Given that the vast majority of the population does not travel to Russia and has no other channel of information from this country, historically the propaganda narrative has been easier to maintain, but it seems never to this extent.

Most reports on the War in Ukraine reach our audience by broadcasting official statements from the Russian military and quoting official Russian sources, and they are primarily based on half-truths and selected fragments of reality that fit the regime’s narrative.
For example, when the Russian army loses the largest city it captured in this invasion, Kherson, the pro-Russian media in the region either completely ignores it or calls it a “planned regrouping.”

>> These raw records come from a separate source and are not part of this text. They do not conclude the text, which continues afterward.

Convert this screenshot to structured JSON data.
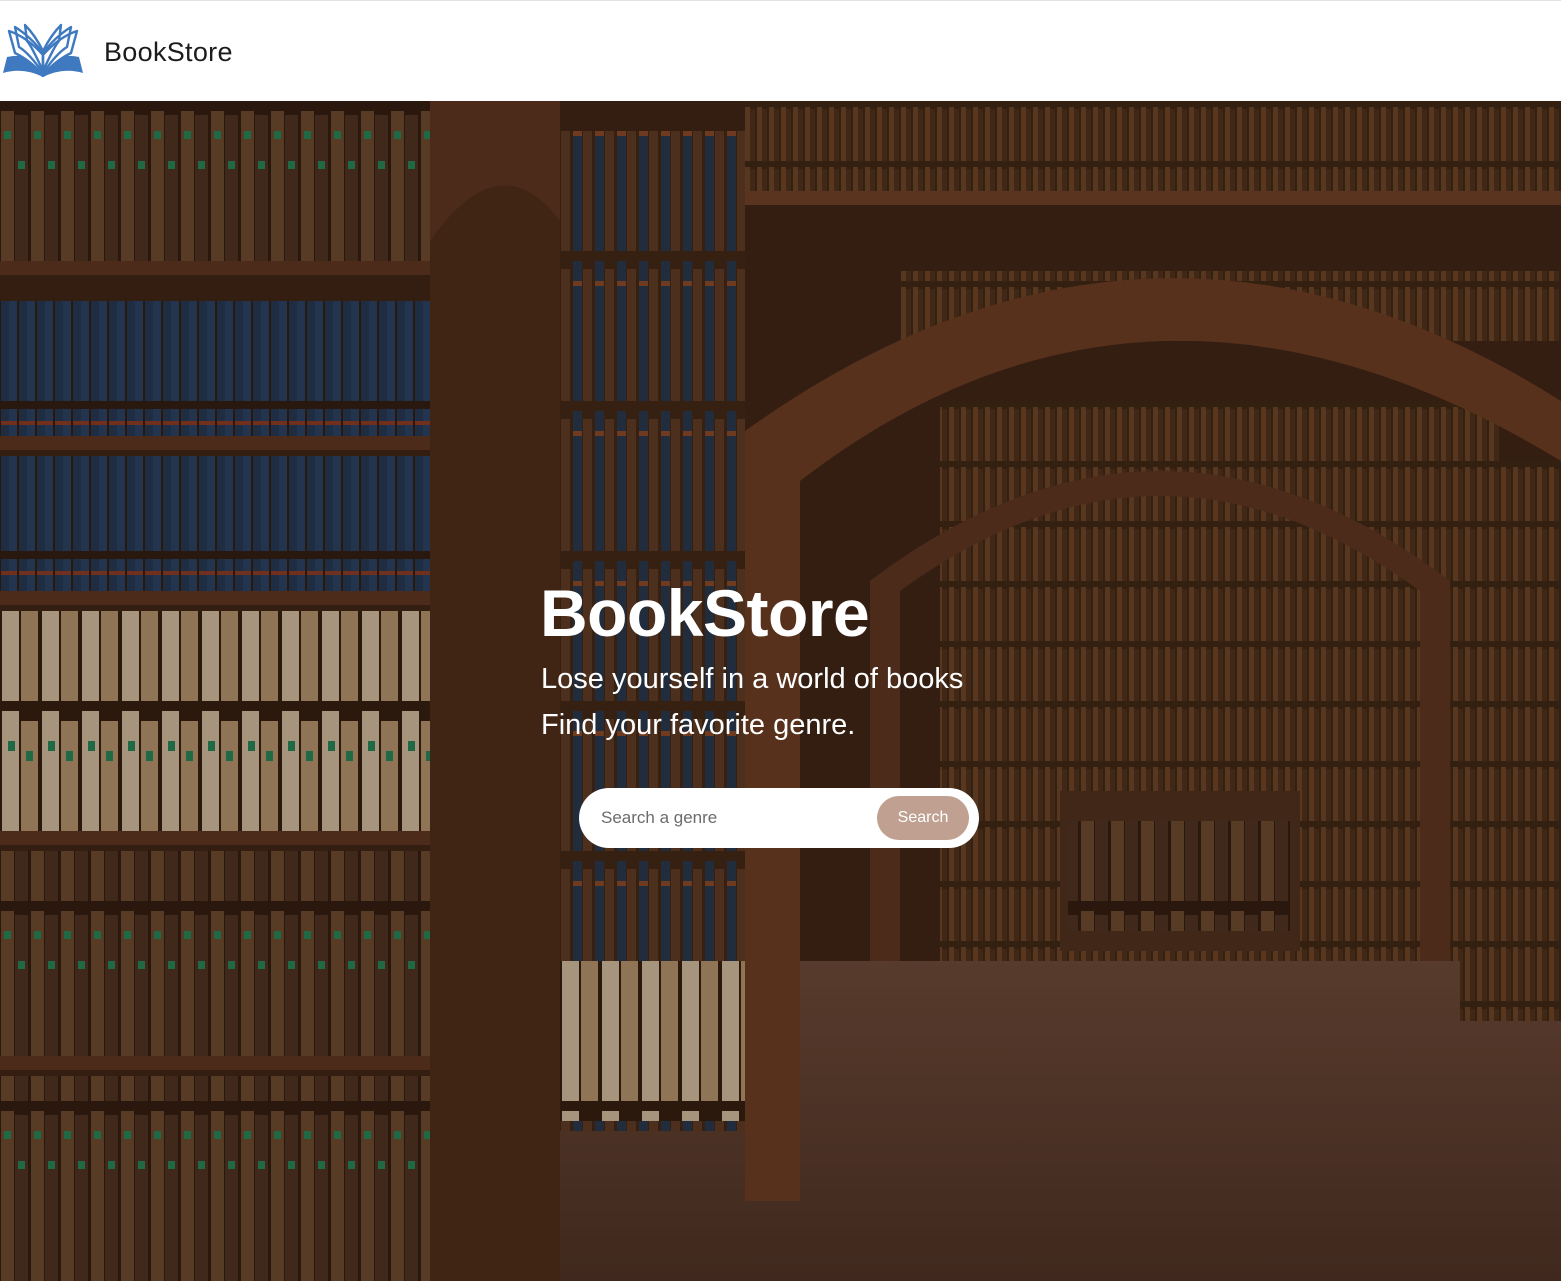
{
  "navbar": {
    "brand_name": "BookStore",
    "logo_icon": "open-book-icon",
    "logo_color": "#3f7ac0"
  },
  "hero": {
    "title": "BookStore",
    "subtitle_line1": "Lose yourself in a world of books",
    "subtitle_line2": "Find your favorite genre.",
    "background_image": "library-bookshelves-arches"
  },
  "search": {
    "placeholder": "Search a genre",
    "value": "",
    "button_label": "Search",
    "button_color": "#bfa091"
  }
}
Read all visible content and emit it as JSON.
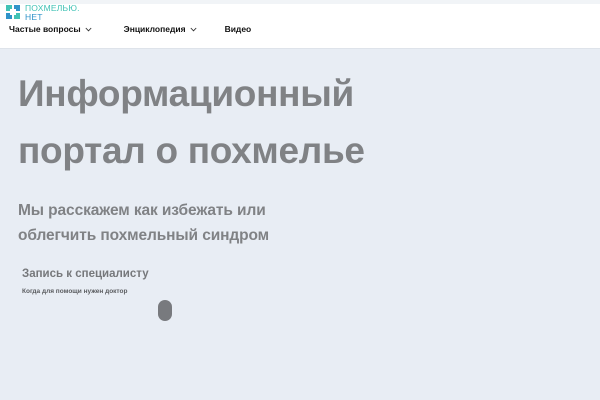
{
  "logo": {
    "line1": "ПОХМЕЛЬЮ.",
    "line2": "НЕТ",
    "icon": "cross-logo-icon",
    "colors": {
      "teal": "#41c2b5",
      "blue": "#2f93c9"
    }
  },
  "nav": {
    "items": [
      {
        "label": "Частые вопросы",
        "has_dropdown": true
      },
      {
        "label": "Энциклопедия",
        "has_dropdown": true
      },
      {
        "label": "Видео",
        "has_dropdown": false
      }
    ]
  },
  "hero": {
    "title": "Информационный портал о похмелье",
    "subtitle": "Мы расскажем как избежать или облегчить похмельный синдром"
  },
  "links": {
    "appointment": "Запись к специалисту",
    "when_doctor": "Когда для помощи нужен доктор"
  },
  "colors": {
    "background": "#e8edf4",
    "header": "#ffffff",
    "text_gray": "#808285"
  }
}
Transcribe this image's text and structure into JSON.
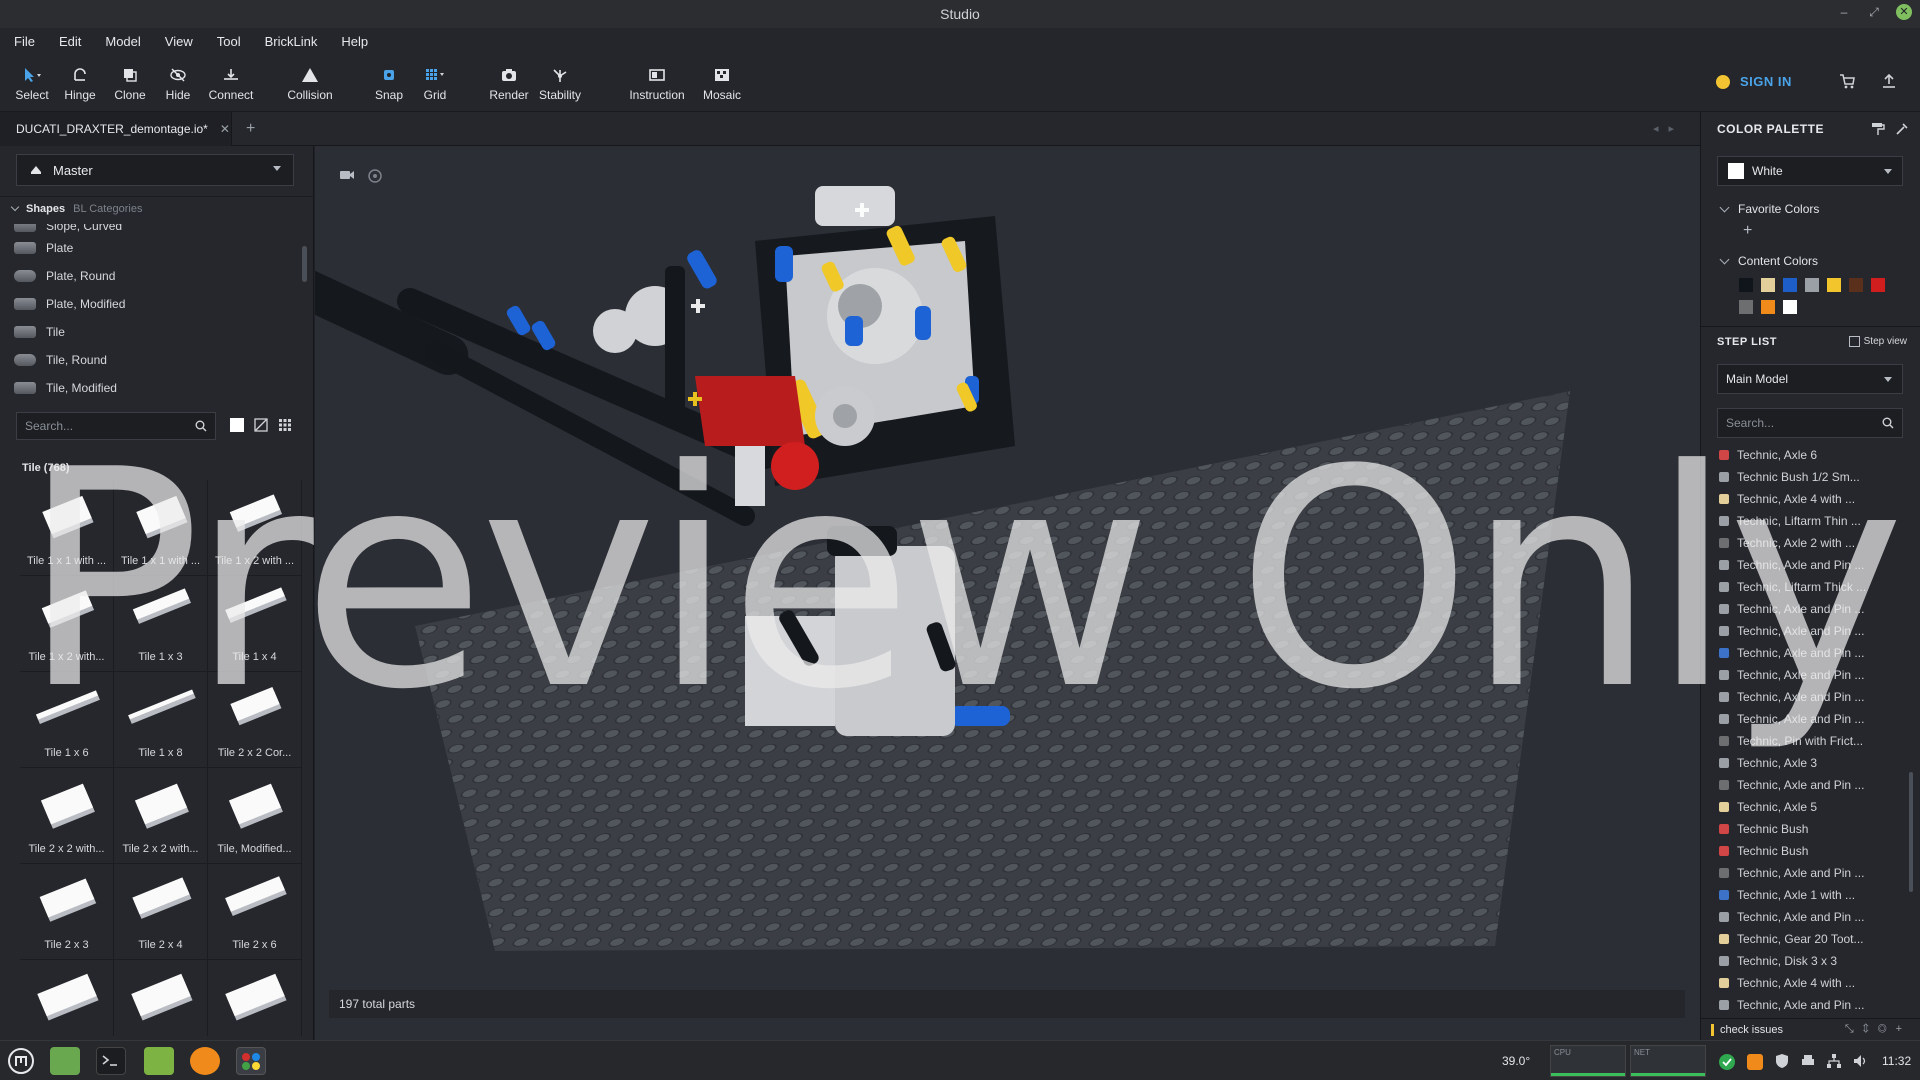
{
  "window": {
    "title": "Studio",
    "minimize": "–",
    "maximize": "⤢",
    "close": "✕"
  },
  "menu": [
    "File",
    "Edit",
    "Model",
    "View",
    "Tool",
    "BrickLink",
    "Help"
  ],
  "toolbar": {
    "tools": [
      {
        "label": "Select",
        "icon": "cursor-icon"
      },
      {
        "label": "Hinge",
        "icon": "hinge-icon"
      },
      {
        "label": "Clone",
        "icon": "clone-icon"
      },
      {
        "label": "Hide",
        "icon": "hide-icon"
      },
      {
        "label": "Connect",
        "icon": "connect-icon"
      },
      {
        "label": "Collision",
        "icon": "collision-icon"
      },
      {
        "label": "Snap",
        "icon": "snap-icon"
      },
      {
        "label": "Grid",
        "icon": "grid-icon"
      },
      {
        "label": "Render",
        "icon": "camera-icon"
      },
      {
        "label": "Stability",
        "icon": "stability-icon"
      },
      {
        "label": "Instruction",
        "icon": "instruction-icon"
      },
      {
        "label": "Mosaic",
        "icon": "mosaic-icon"
      }
    ],
    "sign_in": "SIGN IN",
    "accent": "#4aa3e8"
  },
  "tabs": {
    "file_name": "DUCATI_DRAXTER_demontage.io*",
    "close": "✕",
    "add": "+",
    "nav": "◂▸"
  },
  "left_panel": {
    "model_select": "Master",
    "shapes_tab": "Shapes",
    "categories_tab": "BL Categories",
    "categories": [
      "Slope, Curved",
      "Plate",
      "Plate, Round",
      "Plate, Modified",
      "Tile",
      "Tile, Round",
      "Tile, Modified"
    ],
    "search_placeholder": "Search...",
    "group_title": "Tile (768)",
    "parts": [
      "Tile 1 x 1 with ...",
      "Tile 1 x 1 with ...",
      "Tile 1 x 2 with ...",
      "Tile 1 x 2 with...",
      "Tile 1 x 3",
      "Tile 1 x 4",
      "Tile 1 x 6",
      "Tile 1 x 8",
      "Tile 2 x 2 Cor...",
      "Tile 2 x 2 with...",
      "Tile 2 x 2 with...",
      "Tile, Modified...",
      "Tile 2 x 3",
      "Tile 2 x 4",
      "Tile 2 x 6",
      "",
      "",
      ""
    ]
  },
  "viewport": {
    "status": "197 total parts",
    "watermark": "Preview Only"
  },
  "right_panel": {
    "color_palette_title": "COLOR PALETTE",
    "current_color": "White",
    "favorite_colors": "Favorite Colors",
    "favorite_add": "+",
    "content_colors": "Content Colors",
    "swatches": [
      "#10151c",
      "#e3cf9a",
      "#1d5ec9",
      "#9aa0a6",
      "#f2c52d",
      "#5a2f1c",
      "#d01d1d",
      "#6c6e70",
      "#f08a1a",
      "#ffffff"
    ],
    "step_list_title": "STEP LIST",
    "step_view": "Step view",
    "model_select": "Main Model",
    "search_placeholder": "Search...",
    "steps": [
      {
        "label": "Technic, Axle 6",
        "color": "#d04545"
      },
      {
        "label": "Technic Bush 1/2 Sm...",
        "color": "#9aa0a6"
      },
      {
        "label": "Technic, Axle 4 with ...",
        "color": "#e3cf9a"
      },
      {
        "label": "Technic, Liftarm Thin ...",
        "color": "#9aa0a6"
      },
      {
        "label": "Technic, Axle 2 with ...",
        "color": "#6c6e70"
      },
      {
        "label": "Technic, Axle and Pin ...",
        "color": "#9aa0a6"
      },
      {
        "label": "Technic, Liftarm Thick ...",
        "color": "#9aa0a6"
      },
      {
        "label": "Technic, Axle and Pin ...",
        "color": "#9aa0a6"
      },
      {
        "label": "Technic, Axle and Pin ...",
        "color": "#9aa0a6"
      },
      {
        "label": "Technic, Axle and Pin ...",
        "color": "#3c72c8"
      },
      {
        "label": "Technic, Axle and Pin ...",
        "color": "#9aa0a6"
      },
      {
        "label": "Technic, Axle and Pin ...",
        "color": "#9aa0a6"
      },
      {
        "label": "Technic, Axle and Pin ...",
        "color": "#9aa0a6"
      },
      {
        "label": "Technic, Pin with Frict...",
        "color": "#6c6e70"
      },
      {
        "label": "Technic, Axle 3",
        "color": "#9aa0a6"
      },
      {
        "label": "Technic, Axle and Pin ...",
        "color": "#6c6e70"
      },
      {
        "label": "Technic, Axle 5",
        "color": "#e3cf9a"
      },
      {
        "label": "Technic Bush",
        "color": "#d04545"
      },
      {
        "label": "Technic Bush",
        "color": "#d04545"
      },
      {
        "label": "Technic, Axle and Pin ...",
        "color": "#6c6e70"
      },
      {
        "label": "Technic, Axle 1 with ...",
        "color": "#3c72c8"
      },
      {
        "label": "Technic, Axle and Pin ...",
        "color": "#9aa0a6"
      },
      {
        "label": "Technic, Gear 20 Toot...",
        "color": "#e3cf9a"
      },
      {
        "label": "Technic, Disk 3 x 3",
        "color": "#9aa0a6"
      },
      {
        "label": "Technic, Axle 4 with ...",
        "color": "#e3cf9a"
      },
      {
        "label": "Technic, Axle and Pin ...",
        "color": "#9aa0a6"
      }
    ],
    "check_issues": "check issues"
  },
  "taskbar": {
    "zoom": "39.0°",
    "cpu_graph": "CPU",
    "net_graph": "NET",
    "time": "11:32"
  }
}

Instead of news about the withdrawal, ten news stories about the “successful destruction of foreign mercenaries” or the “energy collapse in Europe” are published. The loss of territory is drowned in a sea of irrelevant but bombastic “victories.” News about the losses and problems Russia is facing on the front is not broadcast, so most people cannot even put together an overall picture of what has happened since the beginning of the war until today.
How this narrative is built was recently described by journalist Andrew Ryvkin, who once worked for several propaganda outlets in Russia. They all had an unwritten rule: No matter the crisis, Putin cannot lose. If Russia loses, it is because he did not compete.
He points out that many Western commentators have also unconsciously started to follow this rule, but in our region, most media outlets are clearly following it consciously, at least judging by the fact that 67% of news is quoted from Russian sources.

Information blockade
If two-thirds of quotes in the media space are reserved for one source, this indicates a kind of “information blockade” in which the majority of the population lives.
Such hyperproduction and mass downloading of texts directly affect what people see when they search for something.
If we add to this the network of fake portals, bots and pages that spread the same kind of narrative and achieve enormous success, which we have already written about, it should not be surprising that Putin is by far the most popular politician in Serbia, whose popularity far exceeds the support in his own country.
News about protests against Putin's regime, the resistance that people offer and the repression against critics who receive up to 20 years in prison for banal readings of Lenin's books, have difficulty reaching our audience.
Although everything that millions of people in Serbia have been protesting for months, namely corruption, dictatorship, media control and the imposition of a single-mindedness, also applies to Putin's regime, on a scale that is several times greater and more fatal, the majority of the population that does not live in that corruption and that dictatorship bases its position on a parallel reality shaped by the domestic media that spread this kind of propaganda.